A infância sofrida, os maus tratos, as decepções da vida, as traições, não fizeram com que a ex-cobradora da antiga CTA perdesse a alegria e a fé em si mesma. Por muitas vezes, algumas situações a deprimiram, mas ela não se deixou amargar. Aprendeu que nunca se deve fazer o mal. Se for para colocar mais dor, não contem com ela. Outra coisa que acredita é que com humildade se vai longe, pois muitos querem ter e não ser. “Então eu sou o mais o ser. Procuro ser amorosa e ter amizades verdadeiras e vou fazer tudo o que estiver ao meu alcance para ajudar.

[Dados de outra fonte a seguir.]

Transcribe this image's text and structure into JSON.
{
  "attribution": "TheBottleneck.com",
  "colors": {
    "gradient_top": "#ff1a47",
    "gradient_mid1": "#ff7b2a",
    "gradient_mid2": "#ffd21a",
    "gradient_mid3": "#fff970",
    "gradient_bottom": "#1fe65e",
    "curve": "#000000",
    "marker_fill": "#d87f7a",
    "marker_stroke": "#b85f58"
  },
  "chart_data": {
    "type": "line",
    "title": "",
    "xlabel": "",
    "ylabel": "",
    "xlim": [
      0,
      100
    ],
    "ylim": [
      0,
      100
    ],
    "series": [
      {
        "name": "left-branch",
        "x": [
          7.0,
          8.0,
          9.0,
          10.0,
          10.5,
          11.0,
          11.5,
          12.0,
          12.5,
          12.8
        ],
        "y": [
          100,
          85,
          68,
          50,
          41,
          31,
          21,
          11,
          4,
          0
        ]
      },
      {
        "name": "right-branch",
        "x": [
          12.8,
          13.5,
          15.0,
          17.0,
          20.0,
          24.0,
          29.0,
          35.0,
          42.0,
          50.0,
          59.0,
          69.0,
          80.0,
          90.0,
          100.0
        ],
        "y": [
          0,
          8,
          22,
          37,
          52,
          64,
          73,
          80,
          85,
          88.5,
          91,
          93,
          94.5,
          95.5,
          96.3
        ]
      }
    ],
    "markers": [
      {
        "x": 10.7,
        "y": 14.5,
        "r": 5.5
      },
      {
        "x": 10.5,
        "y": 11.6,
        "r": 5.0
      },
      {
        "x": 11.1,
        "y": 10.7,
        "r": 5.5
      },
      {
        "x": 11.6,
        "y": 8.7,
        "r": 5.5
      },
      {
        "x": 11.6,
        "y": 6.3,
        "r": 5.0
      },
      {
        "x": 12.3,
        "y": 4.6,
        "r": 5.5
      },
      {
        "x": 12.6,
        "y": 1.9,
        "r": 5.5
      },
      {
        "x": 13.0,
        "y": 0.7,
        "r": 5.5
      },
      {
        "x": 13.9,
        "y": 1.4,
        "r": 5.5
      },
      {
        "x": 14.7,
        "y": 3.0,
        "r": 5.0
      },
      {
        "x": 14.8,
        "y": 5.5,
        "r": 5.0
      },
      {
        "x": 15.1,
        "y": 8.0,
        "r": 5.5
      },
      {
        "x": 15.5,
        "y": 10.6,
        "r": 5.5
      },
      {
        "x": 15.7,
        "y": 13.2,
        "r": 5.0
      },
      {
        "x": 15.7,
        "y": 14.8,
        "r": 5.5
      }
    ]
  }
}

Vou estar ao lado dos amigos em todas as situações, tantas as boas quanto as nem tanto. Infelizmente, hoje o ser humano está voltado muito para as questões materiais e, isso, vai distanciando as pessoas. A vida me ensinou somente a chegar às pessoas para fazer o bem”.
De Castro, como é conhecida, diz que espera da vida ter paz, harmonia, amor e felicidade, mas não somente para ela, mas pra todo mundo. “Quero ter o necessário para viver e já vai estar ótimo”.

 

Um pouco de De Castro

A araraquarense Maria Aparecida de Castro nasceu no dia 7 de janeiro de 1966. É filha do saudoso Reinaldo de Castro e de Antônia Martins de Castro. É irmã de Sergina, Reinaldo, Reginaldo e Ronaldo.
Parte da infância foi passada no bairro São José, próximo à igreja São José e posteriormente no Jardim Tamoio.
As lembranças da infância não são nada doces e, sim amargas, pois a mãe ia trabalhar e deixava-a e os irmãos trancados dentro de casa, muitas vezes até sem comida, e para não ser grotesco demais, ela conta que chegaram a comer ‘lavagem’ dos outros.
Anos depois a mãe conseguiu uma casa no Jardim Tamoio que na época não tinha quase nenhuma infra estrutura. “Quando chegamos ao bairro tinha no máximo umas quatro casas. O resto era mato. Um lugar onde sofri demais com meus pais, pois eram extremamente rígidos. Batiam na gente e chegavam até a colocar brasa em nossas mãos, puxavam a orelha da gente com alicate; Por que? Porque eram ruins. Se eles chegassem e notassem qualquer coisa fora de lugar a gente era surrado sem nem saber a razão. Algumas vezes falavam que a gente estava errado, mas na maioria das vezes não falavam nada”.
Maria conta que mentiria se não dissesse que tem um trauma, pois não teve infância, adolescência e nem juventude. “Não tivemos nada. O nosso negócio era trabalhar. Minha começou a colocar a gente para trabalhar na roça com ela a partir dos seis anos de idade. A gente apanhava algodão, mexerica, limão, café”.
E nunca tiveram bonecas e nenhum brinquedo, pois brincadeiras não eram permitidas. Tinham que trabalhar. “Antes de ir trabalhar a gente limpava a casa e tínhamos que ajuda-la a fazer salgados e minha mãe colocava uma meta para mim e para minha irmã, a de que a gente tinha que vender mil salgados cada uma e se não vendêssemos a gente levava uma surra. Com isso, a gente chegava a implorar, ajoelhar para as pessoas para que comprassem salgado nosso, pois se não a  gente ia apanhar. As pessoas ficavam com dó e compravam”, diz acrescentando que sua irmã se livrou das surras muitas vezes, pois ela fazia de tudo para ajudar a irmã a vender, pois era muito expansiva nessa área de venda, chegando inclusive a vender grandes quantidades para pessoas que queriam fazer festas coquetéis; “Nossa vida não foi fácil não”, desabafa.

Estudo

Maria estudou na escola Augusto da Silva Cesar, no São José, onde fez até a quinta série. “Fomos retiradas da escola”, diz se referindo também a irmã.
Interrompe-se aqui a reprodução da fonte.